Głodni Wiedzy

Informacje o Polsce. Wybierz tematy, o których chcesz dowiedzieć się więcej

Anthony Dillon zauważa uszkodzenia na filmie, a Lobo jest u jego boku

Anthony Dillon zauważa uszkodzenia na filmie, a Lobo jest u jego boku

Anthony Delon poskarżył się za pośrednictwem Instagrama na szkody wyrządzone przez dziki na farmie Doshi należącej do jego zmarłego ojca, Alaina Delona.

Po jego lewej stronie znajduje się Lobo, wierny pies jego ojca Alaina Delona, ​​a po prawej Blue, jego pies i siostra Lobo. Pod koniec września Doshi odwiedzi Anthony Dillon. W majątku, który przez 40 lat należał do jego ojca, najstarszy syn aktora, zmarły 18 sierpnia, zauważył znaczne zniszczenia.

Ziemia się przewróciła, w trawie pojawiły się dziury… 120-hektarowa posiadłość klanu Dillonów (po raz kolejny) padła ofiarą plagi dzików. „Zaczynamy od nowa” – usłyszeliśmy słowa Anthony’ego Dillona w filmie udostępnionym na jego koncie na Instagramie. Otoczony przez swoje psy, Anoushka i przyrodni brat Alaina, Fabien, wydają się spacerować po ziemi swojego ojca.

Reszta zostanie podana po tym ogłoszeniu

Anthony Dillon przedstawia zniszczenia w Duce.

© Instagram/therealanthonydelon

Dom Douchy’ego pojawia się w filmie Anthony’ego Dillona na Instagramie.

Dom Douchy’ego pojawia się w filmie Anthony’ego Dillona na Instagramie.

© Instagram/therealanthonydelon

Co stanie się z posiadłością Alaina Delona w Doshi?

Jeśli teraz wiemy, że lojalny pies samurajski nie zostanie uśpiony, jak kiedyś wyobrażał sobie aktor, co ze 120-hektarową posiadłością, której jest właścicielem od ponad 40 lat?

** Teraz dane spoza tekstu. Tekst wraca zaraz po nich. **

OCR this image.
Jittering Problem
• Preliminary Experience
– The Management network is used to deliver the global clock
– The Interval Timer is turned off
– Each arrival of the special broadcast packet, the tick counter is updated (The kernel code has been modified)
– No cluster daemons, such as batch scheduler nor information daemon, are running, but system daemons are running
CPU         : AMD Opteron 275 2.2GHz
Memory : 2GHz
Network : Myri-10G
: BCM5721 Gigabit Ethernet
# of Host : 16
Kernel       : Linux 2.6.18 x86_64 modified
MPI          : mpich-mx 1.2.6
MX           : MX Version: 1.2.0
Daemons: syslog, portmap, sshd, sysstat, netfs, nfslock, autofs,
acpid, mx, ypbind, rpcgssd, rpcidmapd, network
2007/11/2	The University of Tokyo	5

Ze strony dzieci nie ma żadnych wiadomości ani publicznych oświadczeń na ten temat. Odkąd ich ojciec zniknął, spędzają tam na zmianę czas. Podczas gdy toczy się między nimi prawna i medialna batalia o zdrowie patriarchy, być może uda im się zgodzić na los starego domu rodzinnego.

Reszta zostanie podana po tym ogłoszeniu

Przed śmiercią Alain Delon jasno określił własność Doshiego: „Nikt nie miałby na to środków [le] „Ożywić” – dodał w felietonie w „Paris Match”: „Zdobyłem to dzięki sześćdziesięcioletniej karierze, ale na mojego bicza nie stać. Moja córka chciała go mieć, ale zdała sobie sprawę, że jest to finansowo niemożliwe”.

Opinię podziela burmistrz Loiret Abel Martin, który uważa, że ​​sprzedaż nieruchomości „nie będzie łatwa”. Zwłaszcza, jeśli jest tam pochowany pan Dillon. » Rozwiązaniem byłoby zatem przekształcenie go w muzeum, miejsce, do którego fani i bliscy będą mogli udać się, aby uczcić pamięć ostatniego świętego potwora francuskiego kina. „To pozwoliłoby na dalsze utrzymywanie się jego złej reputacji” – powiedział gazecie. paryski », 20 sierpnia. Ale nic jeszcze nie zostało ogłoszone.

READ  Sprawiedliwość uważa Maurice’a Ravela za jedynego autora „Bolera”.